I was very much a child of the nineties.
I sported a side pony. Ate dunkeroos. Danced the Macarena. Enjoyed non-Pixar Disney movies, and crushed HARD on Aaron Carter.
But I was also a “Christian” nineties kid: I went to a faith based sleep away camp every summer where comedian Brian Regan was right up there with Matthew, Mark, Luke and John. I knew all the Steven Curtis Chapman and Michael W. Smith songs. Had Precious Moments figurines. And, like most 90’s Christian girls: I read Captivating. Twice, actually.
And let me just say: that is a great book. I would, and do, recommend it to everyone. Heck, I even lead a bible study on it in college.
But, if you’re unfamiliar with that book, the main take away is that, as women, we are precious, delighted-in, daughters of the King. Princesses.
And as this book has been meaningful in my life, it made the cut of things I brought with me to NYC. It’s currently on my bookshelf in my apartment, which is saying a lot, knowing the premium there is for space here.
But I have to be totally honest about something.
I never really bought into the whole “princess thing.”
Not that I didn’t believe that I am a daughter of God, but I just never truly believed that I was princess material.
Being a product of the nineties, princesses were a big deal. Belle. Ariel. Jasmine. Cinderella. Sleeping Beauty. Snow White. To have “princess status” meant something.
Not only were you aesthetically flawless with a waist proportionally smaller than the width of your neck…
…but you also had a spotless record. You were unblemished, in every sense of the word.
So hearing that I was God’s princess…not only did it make my eyes roll at the cheesiness a little bit, but it also gave me a pang of disappointment in my spirit.
Because I was not princess material.
I had things in my past that disqualified me from a princessed existence.
And as I got older, honestly, I would think about the things that I went through, and think to myself – Clearly, God doesn’t think I’m a princess either, seeing what He allowed to happen in my life.
When I think about a princess, I think about an untouched, porcelain doll-like girl, who gets the world handed to her on a
silver rose gold platter. There is no trouble. No friction. No obstacles. Just a luxurious and privileged existence.
And come on, who can say they know what that’s like?
As we’ve seen recently, even Taylor Swift has to deal with unpleasantries every now and then.
That’s not real life. As they say, $h!* happens and life gets messy, to say the least.
And so, hearing that I’m a princess, it would almost make me angry. It’d make me think, That’s just not true! I’ve had to fight to become who I am. It wasn’t handed to me. The person I’ve become is the result of a lot of literal blood, sweat, and tears. And grace.

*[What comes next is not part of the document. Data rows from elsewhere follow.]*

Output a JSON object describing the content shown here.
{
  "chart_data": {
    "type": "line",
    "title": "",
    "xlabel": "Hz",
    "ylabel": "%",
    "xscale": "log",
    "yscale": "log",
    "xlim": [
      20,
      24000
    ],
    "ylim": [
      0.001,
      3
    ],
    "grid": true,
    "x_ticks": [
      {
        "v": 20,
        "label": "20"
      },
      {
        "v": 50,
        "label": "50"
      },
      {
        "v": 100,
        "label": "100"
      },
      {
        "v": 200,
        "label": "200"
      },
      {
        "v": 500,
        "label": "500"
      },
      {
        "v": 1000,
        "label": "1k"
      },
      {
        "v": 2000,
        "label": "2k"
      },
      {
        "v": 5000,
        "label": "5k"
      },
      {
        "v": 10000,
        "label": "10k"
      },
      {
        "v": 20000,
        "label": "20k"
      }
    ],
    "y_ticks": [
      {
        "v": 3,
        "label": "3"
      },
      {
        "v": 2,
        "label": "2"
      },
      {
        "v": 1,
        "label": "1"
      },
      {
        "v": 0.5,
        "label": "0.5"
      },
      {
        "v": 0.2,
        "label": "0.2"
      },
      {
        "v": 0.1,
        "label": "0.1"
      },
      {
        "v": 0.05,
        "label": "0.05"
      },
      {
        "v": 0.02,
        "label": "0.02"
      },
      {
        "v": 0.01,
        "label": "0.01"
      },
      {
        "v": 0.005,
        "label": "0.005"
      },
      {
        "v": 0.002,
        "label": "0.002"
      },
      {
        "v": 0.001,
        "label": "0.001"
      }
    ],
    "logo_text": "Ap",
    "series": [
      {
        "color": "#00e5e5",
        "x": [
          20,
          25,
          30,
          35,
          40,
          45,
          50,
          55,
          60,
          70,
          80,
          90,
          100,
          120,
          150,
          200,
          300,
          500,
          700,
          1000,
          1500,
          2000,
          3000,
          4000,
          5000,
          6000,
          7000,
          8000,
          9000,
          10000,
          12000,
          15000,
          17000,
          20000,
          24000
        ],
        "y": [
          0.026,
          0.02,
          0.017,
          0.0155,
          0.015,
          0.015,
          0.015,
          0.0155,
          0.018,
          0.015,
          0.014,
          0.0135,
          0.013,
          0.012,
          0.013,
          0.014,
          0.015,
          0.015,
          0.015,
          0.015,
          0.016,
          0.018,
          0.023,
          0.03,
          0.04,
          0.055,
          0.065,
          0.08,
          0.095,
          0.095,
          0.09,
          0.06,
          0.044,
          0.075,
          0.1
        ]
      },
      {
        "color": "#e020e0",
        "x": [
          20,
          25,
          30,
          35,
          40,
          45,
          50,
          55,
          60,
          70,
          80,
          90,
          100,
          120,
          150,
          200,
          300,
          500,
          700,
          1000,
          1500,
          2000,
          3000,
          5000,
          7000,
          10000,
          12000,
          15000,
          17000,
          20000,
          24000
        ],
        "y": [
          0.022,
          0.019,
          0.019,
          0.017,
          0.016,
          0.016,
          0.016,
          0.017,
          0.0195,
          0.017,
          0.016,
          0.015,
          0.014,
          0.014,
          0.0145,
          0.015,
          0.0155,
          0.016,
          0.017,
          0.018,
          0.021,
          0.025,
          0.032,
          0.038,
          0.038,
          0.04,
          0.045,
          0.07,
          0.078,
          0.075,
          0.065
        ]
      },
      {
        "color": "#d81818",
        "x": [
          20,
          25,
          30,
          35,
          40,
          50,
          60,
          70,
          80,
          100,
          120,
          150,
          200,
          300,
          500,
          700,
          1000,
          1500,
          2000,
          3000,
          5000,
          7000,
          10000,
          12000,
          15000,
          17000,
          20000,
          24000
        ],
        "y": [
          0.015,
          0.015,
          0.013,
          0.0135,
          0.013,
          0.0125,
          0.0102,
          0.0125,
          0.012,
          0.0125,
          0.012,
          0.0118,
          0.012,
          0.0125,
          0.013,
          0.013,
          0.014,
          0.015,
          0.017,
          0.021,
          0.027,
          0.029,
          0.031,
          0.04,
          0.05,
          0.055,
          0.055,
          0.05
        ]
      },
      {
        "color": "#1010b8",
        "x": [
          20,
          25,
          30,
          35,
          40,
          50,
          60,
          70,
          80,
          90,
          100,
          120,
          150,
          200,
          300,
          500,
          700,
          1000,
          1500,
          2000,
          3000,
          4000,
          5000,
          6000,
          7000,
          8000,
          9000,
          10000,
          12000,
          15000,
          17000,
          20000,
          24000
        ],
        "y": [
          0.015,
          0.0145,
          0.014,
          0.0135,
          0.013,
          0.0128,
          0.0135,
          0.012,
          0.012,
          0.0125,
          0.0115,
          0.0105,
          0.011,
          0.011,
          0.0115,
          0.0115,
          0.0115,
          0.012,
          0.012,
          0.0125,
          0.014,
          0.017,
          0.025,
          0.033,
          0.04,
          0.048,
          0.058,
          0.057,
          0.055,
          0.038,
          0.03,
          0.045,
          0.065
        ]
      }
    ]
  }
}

Being called a princess – that felt cheap. Patronizing. Fake. Disingenuous.
If I were anything, it would be a warrior princess.
A feminine fortress. A female fighter. A girlie gladiator. (lol who says that?!)

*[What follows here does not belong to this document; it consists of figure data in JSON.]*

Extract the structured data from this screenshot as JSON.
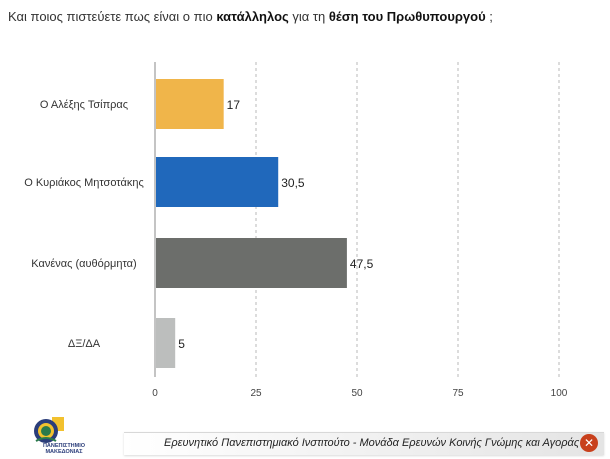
{
  "title": {
    "prefix": "Και ποιος πιστεύετε πως είναι ο πιο ",
    "bold1": "κατάλληλος",
    "middle": " για τη ",
    "bold2": "θέση του Πρωθυπουργού",
    "suffix": " ;"
  },
  "chart_data": {
    "type": "bar",
    "orientation": "horizontal",
    "title": "Και ποιος πιστεύετε πως είναι ο πιο κατάλληλος για τη θέση του Πρωθυπουργού ;",
    "categories": [
      "Ο Αλέξης Τσίπρας",
      "Ο Κυριάκος Μητσοτάκης",
      "Κανένας (αυθόρμητα)",
      "ΔΞ/ΔΑ"
    ],
    "values": [
      17,
      30.5,
      47.5,
      5
    ],
    "value_labels": [
      "17",
      "30,5",
      "47,5",
      "5"
    ],
    "colors": [
      "#f0b54a",
      "#2068bb",
      "#6c6e6b",
      "#bcbebd"
    ],
    "xlim": [
      0,
      100
    ],
    "xticks": [
      0,
      25,
      50,
      75,
      100
    ],
    "xlabel": "",
    "ylabel": "",
    "grid": "vertical dashed"
  },
  "footer": {
    "source": "Ερευνητικό Πανεπιστημιακό Ινστιτούτο - Μονάδα Ερευνών Κοινής Γνώμης και Αγοράς",
    "close_glyph": "✕"
  },
  "logo": {
    "line1": "ΠΑΝΕΠΙΣΤΗΜΙΟ",
    "line2": "ΜΑΚΕΔΟΝΙΑΣ"
  }
}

God equipped me with the grace to get through those times in my life. Those non-princess moments.
And He delighted in my perseverance.
That’s what I’ve come to peace with from that book. That’s how I’ve had to reframe it in my mind. Not that I’m some fragile princess, sitting on a plush, velvet pillow, but that I am delighted in. All of me. All of my past. All of my short comings. All of my seasons of trial and error. He delights in me because He so loves me.
And you know what that also does? It takes the pressure off. It gives me freedom to embrace the realness of who I am, who I was, and who I’m becoming.
I don’t have to be princess material. I don’t have to have a past that could be delightfully depicted as a Disney movie.
I just have to be me. A girl who loves God, and who is loved by God, despite my fears and failures.